If everything is amazing, eventually nothing is amazing.  It’s like having a hundred tasks and making them all a number 1 priority.

So cool it all you amazingholics with your amazing thises and your awesome thatses. Be descriptive.  Tell why you believe something is amazing? What is the bar of amazement? Is it a measure of how many users a company has corralled? A measure of revenue?  A measure of the complexity of the problem that has been solved? Is it based on a bell curve?

On a scale of 1 to 10,where 1 equals boiled tofu and 10 equals bacon, where would it fall on that scale? Really? Why? Because it’s salty, because the smell drives people crazy? Because when you cook bacon, all the dogs in your neighborhood circle your house like sharks in a feeding frenzy. Because it can take boring white toast, lettuce, tomato  and mayonnaise and turn it into an epicurean delight?
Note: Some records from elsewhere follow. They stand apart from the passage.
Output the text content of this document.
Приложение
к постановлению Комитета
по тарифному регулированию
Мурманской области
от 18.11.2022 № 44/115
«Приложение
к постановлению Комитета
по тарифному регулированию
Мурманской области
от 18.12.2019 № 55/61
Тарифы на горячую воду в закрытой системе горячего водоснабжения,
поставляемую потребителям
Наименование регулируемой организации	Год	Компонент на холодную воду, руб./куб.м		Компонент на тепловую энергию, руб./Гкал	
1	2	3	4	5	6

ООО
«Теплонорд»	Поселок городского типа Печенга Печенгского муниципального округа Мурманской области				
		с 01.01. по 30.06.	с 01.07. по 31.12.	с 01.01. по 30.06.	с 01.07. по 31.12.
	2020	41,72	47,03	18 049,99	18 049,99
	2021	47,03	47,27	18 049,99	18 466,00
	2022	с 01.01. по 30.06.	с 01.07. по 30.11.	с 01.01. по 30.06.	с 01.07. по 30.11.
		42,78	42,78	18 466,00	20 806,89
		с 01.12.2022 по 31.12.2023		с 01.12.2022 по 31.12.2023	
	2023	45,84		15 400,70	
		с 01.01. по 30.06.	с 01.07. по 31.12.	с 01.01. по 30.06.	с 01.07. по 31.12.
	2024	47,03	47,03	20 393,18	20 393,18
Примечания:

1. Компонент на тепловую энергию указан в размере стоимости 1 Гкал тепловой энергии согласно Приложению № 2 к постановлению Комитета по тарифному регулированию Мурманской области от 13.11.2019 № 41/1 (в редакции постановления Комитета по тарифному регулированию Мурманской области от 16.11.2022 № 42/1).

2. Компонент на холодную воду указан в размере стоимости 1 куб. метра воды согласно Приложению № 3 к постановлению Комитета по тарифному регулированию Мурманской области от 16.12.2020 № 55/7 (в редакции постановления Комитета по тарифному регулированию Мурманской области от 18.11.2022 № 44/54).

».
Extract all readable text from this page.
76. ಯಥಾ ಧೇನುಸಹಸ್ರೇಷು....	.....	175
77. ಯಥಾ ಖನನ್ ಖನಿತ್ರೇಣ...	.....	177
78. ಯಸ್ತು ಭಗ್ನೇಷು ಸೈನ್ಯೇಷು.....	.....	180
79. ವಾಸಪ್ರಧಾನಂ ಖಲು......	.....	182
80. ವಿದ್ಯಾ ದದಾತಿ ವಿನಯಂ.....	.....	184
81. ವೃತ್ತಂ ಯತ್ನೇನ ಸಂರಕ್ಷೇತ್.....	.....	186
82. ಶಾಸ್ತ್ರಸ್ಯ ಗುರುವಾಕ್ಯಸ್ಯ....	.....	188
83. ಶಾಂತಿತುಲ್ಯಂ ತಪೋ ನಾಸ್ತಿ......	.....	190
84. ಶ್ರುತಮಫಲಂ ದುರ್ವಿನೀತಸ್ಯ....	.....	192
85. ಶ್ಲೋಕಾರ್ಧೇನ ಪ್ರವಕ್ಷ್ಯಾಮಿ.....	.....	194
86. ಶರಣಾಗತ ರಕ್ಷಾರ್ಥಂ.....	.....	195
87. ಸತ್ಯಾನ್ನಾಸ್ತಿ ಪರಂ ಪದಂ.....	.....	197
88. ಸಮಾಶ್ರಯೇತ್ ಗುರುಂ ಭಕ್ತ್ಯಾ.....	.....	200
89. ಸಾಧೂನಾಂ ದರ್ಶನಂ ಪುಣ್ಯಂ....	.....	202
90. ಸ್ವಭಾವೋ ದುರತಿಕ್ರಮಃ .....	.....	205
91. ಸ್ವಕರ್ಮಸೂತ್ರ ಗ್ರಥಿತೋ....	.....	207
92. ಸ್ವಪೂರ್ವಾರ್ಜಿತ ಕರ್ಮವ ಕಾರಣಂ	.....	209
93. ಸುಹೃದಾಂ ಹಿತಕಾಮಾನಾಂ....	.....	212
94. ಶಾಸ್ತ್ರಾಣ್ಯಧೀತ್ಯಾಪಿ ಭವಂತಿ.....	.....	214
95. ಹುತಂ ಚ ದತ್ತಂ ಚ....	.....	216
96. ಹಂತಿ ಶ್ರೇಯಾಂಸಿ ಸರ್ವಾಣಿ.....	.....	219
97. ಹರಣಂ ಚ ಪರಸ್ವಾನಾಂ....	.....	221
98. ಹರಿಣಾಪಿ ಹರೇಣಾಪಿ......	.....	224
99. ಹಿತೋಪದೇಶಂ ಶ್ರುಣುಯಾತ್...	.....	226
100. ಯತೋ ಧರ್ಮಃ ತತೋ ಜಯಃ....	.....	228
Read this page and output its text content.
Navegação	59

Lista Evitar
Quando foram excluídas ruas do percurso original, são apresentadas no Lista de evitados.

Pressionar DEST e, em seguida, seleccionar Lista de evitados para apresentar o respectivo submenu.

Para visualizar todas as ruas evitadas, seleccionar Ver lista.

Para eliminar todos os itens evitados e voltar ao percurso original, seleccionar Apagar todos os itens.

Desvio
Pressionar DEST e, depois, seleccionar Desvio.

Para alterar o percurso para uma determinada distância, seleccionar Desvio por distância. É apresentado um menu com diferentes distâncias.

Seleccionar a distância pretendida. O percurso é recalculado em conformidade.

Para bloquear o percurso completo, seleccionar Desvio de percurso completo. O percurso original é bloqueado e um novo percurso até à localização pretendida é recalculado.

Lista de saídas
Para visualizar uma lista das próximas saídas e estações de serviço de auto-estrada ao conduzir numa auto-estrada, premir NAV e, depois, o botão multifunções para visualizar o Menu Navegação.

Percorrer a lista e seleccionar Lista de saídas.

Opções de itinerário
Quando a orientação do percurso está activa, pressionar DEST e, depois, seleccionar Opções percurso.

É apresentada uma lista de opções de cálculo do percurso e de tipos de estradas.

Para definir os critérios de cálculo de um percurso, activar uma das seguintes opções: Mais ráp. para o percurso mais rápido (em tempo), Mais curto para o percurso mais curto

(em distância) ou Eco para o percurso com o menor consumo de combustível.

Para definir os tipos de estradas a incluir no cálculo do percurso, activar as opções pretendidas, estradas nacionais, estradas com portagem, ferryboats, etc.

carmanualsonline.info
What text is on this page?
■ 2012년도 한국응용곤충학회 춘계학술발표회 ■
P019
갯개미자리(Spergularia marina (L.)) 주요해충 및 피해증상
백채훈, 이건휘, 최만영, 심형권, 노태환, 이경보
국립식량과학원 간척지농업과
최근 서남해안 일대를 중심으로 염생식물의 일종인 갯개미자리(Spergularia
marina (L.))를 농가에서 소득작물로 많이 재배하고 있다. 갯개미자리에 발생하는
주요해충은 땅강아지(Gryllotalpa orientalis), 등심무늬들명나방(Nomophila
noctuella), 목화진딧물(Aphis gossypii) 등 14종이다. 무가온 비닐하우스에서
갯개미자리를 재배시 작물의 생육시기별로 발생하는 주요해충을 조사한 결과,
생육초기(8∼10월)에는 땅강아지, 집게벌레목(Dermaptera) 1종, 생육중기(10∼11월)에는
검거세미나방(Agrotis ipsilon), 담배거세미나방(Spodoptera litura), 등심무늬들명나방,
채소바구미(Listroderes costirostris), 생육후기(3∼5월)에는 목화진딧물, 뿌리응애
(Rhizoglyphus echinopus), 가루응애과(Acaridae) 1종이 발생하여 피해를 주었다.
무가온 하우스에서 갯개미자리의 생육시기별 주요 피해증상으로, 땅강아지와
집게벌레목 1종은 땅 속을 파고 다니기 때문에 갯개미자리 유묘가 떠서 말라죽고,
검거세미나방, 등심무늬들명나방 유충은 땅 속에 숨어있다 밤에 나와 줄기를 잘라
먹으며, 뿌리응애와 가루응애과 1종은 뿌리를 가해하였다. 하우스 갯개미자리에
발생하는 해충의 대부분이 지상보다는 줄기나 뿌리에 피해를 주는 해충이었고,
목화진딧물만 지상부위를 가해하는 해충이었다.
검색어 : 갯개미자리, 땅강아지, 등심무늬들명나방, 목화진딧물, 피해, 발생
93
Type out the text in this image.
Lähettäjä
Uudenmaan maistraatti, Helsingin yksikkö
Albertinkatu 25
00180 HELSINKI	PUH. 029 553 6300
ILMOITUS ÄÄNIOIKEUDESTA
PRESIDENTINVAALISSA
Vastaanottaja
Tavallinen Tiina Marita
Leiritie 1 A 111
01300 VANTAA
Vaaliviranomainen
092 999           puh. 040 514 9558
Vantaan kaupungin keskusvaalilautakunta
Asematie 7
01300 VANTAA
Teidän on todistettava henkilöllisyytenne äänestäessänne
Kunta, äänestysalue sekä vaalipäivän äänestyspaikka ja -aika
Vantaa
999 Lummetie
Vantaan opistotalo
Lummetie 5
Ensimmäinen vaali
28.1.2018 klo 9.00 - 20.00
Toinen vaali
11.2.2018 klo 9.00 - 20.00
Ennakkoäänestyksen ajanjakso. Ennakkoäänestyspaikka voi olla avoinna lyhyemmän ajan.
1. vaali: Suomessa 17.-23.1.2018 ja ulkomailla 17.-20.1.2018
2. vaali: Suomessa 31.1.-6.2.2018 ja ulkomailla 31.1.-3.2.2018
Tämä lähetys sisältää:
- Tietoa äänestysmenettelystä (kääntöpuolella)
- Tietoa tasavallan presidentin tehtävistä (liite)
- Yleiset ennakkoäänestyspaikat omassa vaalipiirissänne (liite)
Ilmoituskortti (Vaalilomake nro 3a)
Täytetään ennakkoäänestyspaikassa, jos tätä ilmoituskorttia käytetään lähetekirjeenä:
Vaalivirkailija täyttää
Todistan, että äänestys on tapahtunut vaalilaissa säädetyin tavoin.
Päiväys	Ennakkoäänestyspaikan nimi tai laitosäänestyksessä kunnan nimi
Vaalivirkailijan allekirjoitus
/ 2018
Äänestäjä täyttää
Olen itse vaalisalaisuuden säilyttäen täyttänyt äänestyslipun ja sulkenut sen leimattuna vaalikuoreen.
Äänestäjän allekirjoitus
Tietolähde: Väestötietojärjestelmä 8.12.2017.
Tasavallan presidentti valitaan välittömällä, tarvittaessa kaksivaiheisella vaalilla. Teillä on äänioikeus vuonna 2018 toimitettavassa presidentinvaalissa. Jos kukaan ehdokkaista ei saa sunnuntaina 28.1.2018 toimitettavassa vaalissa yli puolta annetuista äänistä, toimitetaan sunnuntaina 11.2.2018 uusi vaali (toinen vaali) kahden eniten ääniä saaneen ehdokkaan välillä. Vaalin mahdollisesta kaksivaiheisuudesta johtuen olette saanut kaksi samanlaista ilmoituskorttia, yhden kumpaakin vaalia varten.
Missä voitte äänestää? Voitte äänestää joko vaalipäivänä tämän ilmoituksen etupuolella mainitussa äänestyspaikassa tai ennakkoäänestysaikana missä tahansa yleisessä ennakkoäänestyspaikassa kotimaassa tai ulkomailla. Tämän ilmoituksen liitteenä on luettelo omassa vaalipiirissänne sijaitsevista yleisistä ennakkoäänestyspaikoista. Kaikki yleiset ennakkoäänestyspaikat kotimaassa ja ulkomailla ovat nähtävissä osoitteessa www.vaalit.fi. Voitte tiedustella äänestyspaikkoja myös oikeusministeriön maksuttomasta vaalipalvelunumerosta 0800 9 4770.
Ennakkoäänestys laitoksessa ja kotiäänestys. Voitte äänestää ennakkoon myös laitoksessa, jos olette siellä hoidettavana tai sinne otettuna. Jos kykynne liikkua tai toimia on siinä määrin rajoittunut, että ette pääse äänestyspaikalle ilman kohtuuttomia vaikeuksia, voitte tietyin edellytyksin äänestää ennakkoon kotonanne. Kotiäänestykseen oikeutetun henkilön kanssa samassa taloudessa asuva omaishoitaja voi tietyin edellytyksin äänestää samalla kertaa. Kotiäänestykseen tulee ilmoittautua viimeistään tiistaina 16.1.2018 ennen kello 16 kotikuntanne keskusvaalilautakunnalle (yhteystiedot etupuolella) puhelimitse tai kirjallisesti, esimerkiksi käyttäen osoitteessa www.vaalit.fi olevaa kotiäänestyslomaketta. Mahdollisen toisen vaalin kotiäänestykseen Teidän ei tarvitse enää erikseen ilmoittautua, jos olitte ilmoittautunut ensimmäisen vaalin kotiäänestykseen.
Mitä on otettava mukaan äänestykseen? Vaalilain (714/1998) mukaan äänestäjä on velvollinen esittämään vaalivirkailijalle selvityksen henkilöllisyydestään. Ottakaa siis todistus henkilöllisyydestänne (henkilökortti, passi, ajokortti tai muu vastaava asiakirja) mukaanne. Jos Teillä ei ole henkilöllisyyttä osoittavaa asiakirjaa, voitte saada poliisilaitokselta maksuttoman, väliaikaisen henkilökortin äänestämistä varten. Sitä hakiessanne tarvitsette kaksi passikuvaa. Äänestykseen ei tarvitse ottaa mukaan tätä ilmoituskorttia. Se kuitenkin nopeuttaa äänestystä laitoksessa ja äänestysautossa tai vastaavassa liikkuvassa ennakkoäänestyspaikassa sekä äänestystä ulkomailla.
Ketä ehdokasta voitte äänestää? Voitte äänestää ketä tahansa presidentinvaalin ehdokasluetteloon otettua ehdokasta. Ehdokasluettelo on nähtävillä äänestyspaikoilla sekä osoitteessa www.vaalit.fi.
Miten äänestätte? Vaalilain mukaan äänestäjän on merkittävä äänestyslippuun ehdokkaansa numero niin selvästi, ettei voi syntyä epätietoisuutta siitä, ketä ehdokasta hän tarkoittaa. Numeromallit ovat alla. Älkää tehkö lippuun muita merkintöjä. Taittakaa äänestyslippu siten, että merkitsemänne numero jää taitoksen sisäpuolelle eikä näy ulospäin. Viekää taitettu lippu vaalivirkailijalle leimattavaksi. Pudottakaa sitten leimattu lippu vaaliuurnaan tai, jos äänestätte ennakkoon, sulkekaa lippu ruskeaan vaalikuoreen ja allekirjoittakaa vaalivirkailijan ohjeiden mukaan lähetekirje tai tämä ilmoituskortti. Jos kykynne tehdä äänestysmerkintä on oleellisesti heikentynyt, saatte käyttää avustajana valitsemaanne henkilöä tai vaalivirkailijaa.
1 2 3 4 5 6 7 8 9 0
As far as I’m concerned, here are some amazing things:

  1. 1 Million users
  2. Zero to $1 Million in revenue in under a year
  3. A $1 Billion exit
  4. They went from startup to toppling Yahoo as market leader in 2 years
  5. They’ve been on the top 10 download list in the Apple Store for 10 months straight

Here’s some stuff that ain’t amazing:

  1. They are covered in the press again (Tech Crunch, Mashable, Tech Cocktail, Washington Post Online, InTheCapital all need content to get advertising hits.  Bits are cheap and not as impressive as ink. Being covered by the press is an achievement but is not an amazing achievement.  What is amazing however is the amount of energy some people spend trying to get press instead of customers).
  2. He just published a self-published book.
  3. One of their customers just wrote about loving them.
  4. They won a pitch contest or Glen Hellman named them a top 5 company raising money (People like me who judge these contests are wrong more than we’re right.  It isn’t amazing to win a beauty contest unless winning comes with a $1 Billion exit).
  5. They just raised $500K (Raising money isn’t amazing.  It’s notable but not amazing or awesome. Using that newly raised capital efficiently to build a company of great value is amazing.}

Okay, I’ll take a breath now, and chill. Gosh getting that off my chest was amazing!  Now go and do amazing things.